His one concession to Gail is to assign Fletcher Chase (Mark Wahlberg), a former CIA operative now in charge of the tycoon’s security, to travel with her to Rome to attempt to retrieve Paul.
Initially Chase determines that the whole sordid affair is a hoax concocted by Paul and his mother to fleece Paul’s miserable, pennypinching grandfather. But as things take a gory turn, Chase becomes an ally in Gail’s desperate attempts to get Getty to open his chequebook and do the right thing.
Williams gives a committed and believable performance as the increasingly despairing mother. Duris’s Cinquanta is as sympathetic and humane as an appendageslicing Calabrian gangster could be.
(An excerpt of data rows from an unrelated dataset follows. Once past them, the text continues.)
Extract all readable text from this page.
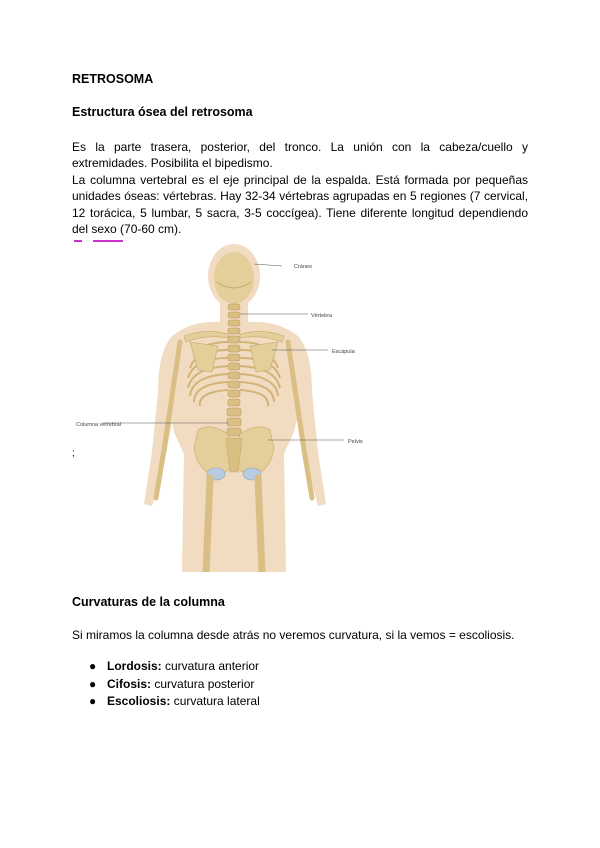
RETROSOMA
Estructura ósea del retrosoma

Es la parte trasera, posterior, del tronco. La unión con la cabeza/cuello y extremidades. Posibilita el bipedismo.

La columna vertebral es el eje principal de la espalda. Está formada por pequeñas unidades óseas: vértebras. Hay 32-34 vértebras agrupadas en 5 regiones (7 cervical, 12 torácica, 5 lumbar, 5 sacra, 3-5 coccígea). Tiene diferente longitud dependiendo del sexo (70-60 cm).

Cráneo
Vértebra
Escápula
Columna vertebral
Pelvis
;
Curvaturas de la columna
Si miramos la columna desde atrás no veremos curvatura, si la vemos = escoliosis.
● Lordosis: curvatura anterior
● Cifosis: curvatura posterior
● Escoliosis: curvatura lateral
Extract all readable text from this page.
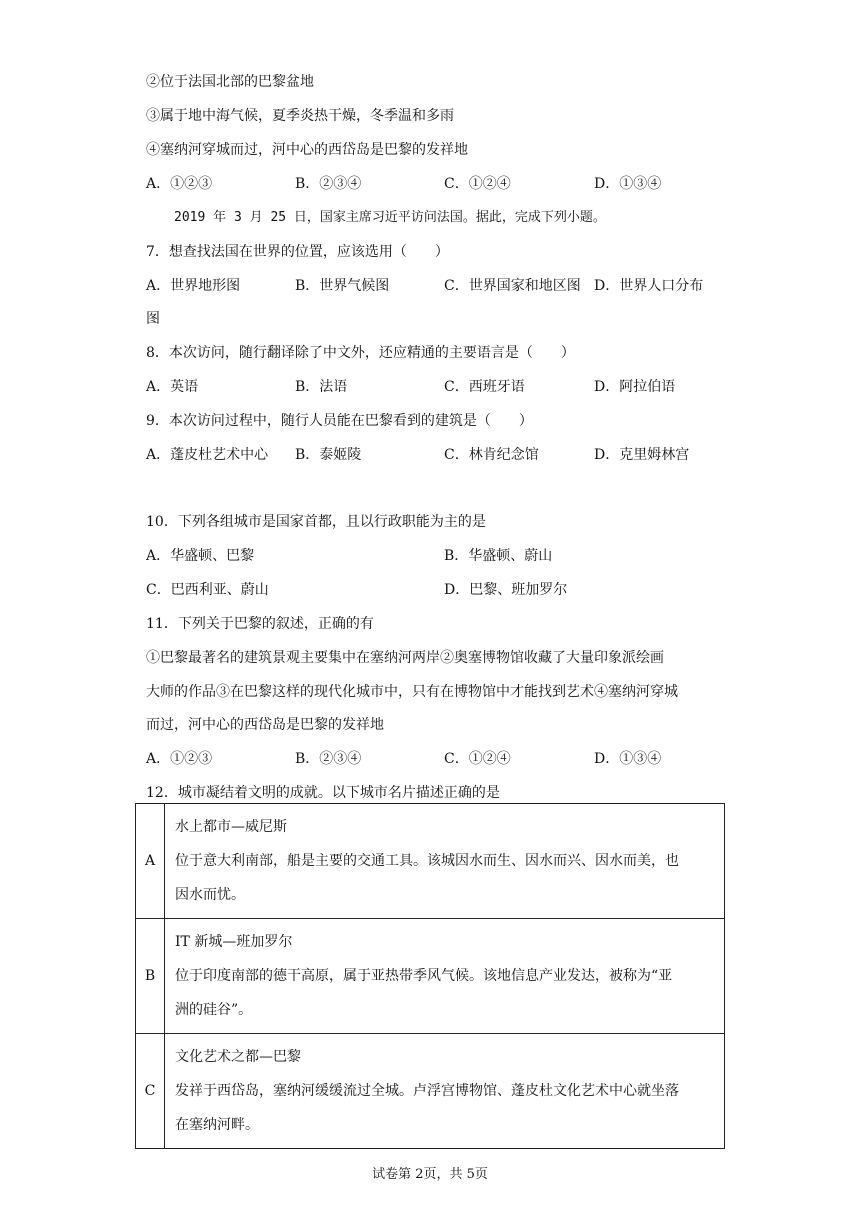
②位于法国北部的巴黎盆地
③属于地中海气候，夏季炎热干燥，冬季温和多雨
④塞纳河穿城而过，河中心的西岱岛是巴黎的发祥地
A．①②③	B．②③④	C．①②④	D．①③④
2019 年 3 月 25 日，国家主席习近平访问法国。据此，完成下列小题。
7．想查找法国在世界的位置，应该选用（　　）
A．世界地形图	B．世界气候图	C．世界国家和地区图 D．世界人口分布
图
8．本次访问，随行翻译除了中文外，还应精通的主要语言是（　　）
A．英语	B．法语	C．西班牙语	D．阿拉伯语
9．本次访问过程中，随行人员能在巴黎看到的建筑是（　　）
A．蓬皮杜艺术中心 B．泰姬陵	C．林肯纪念馆	D．克里姆林宫
10．下列各组城市是国家首都，且以行政职能为主的是
A．华盛顿、巴黎	B．华盛顿、蔚山
C．巴西利亚、蔚山	D．巴黎、班加罗尔
11．下列关于巴黎的叙述，正确的有
①巴黎最著名的建筑景观主要集中在塞纳河两岸②奥塞博物馆收藏了大量印象派绘画
大师的作品③在巴黎这样的现代化城市中，只有在博物馆中才能找到艺术④塞纳河穿城
而过，河中心的西岱岛是巴黎的发祥地
A．①②③	B．②③④	C．①②④	D．①③④
12．城市凝结着文明的成就。以下城市名片描述正确的是
A	水上都市—威尼斯
位于意大利南部，船是主要的交通工具。该城因水而生、因水而兴、因水而美，也
因水而忧。

B	IT 新城—班加罗尔
位于印度南部的德干高原，属于亚热带季风气候。该地信息产业发达，被称为“亚
洲的硅谷”。

C	文化艺术之都—巴黎
发祥于西岱岛，塞纳河缓缓流过全城。卢浮宫博物馆、蓬皮杜文化艺术中心就坐落
在塞纳河畔。
试卷第 2页，共 5页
The weakest link — as in all films where he’s not playing a good ol’ working-class Bostonian — is Wahlberg, who’s horribly out of his depth as Getty’s former spook in charge of negotiations. He walks around looking increasingly dazed and horribly confused. You can only imagine how much better much of the film might have played had Scott decided to replace Wahlberg too.
In the end, this is Plummer’s film and he gives a commanding performance as a man so chillingly obsessed by all that glitters that when the writers construct a fitting, Citizen Kane-like farewell for the old bastard, you can’t help but mutter: “Good riddance.”
Though Scott has achieved the seemingly impossible in terms of his goal of replacing Spacey, ultimately the film jumps too unevenly in and out of expositional flashbacks and doesn’t create enough maintained suspense or drama to keep all its different pieces satisfyingly together.
All the Money in the World is now on circuit.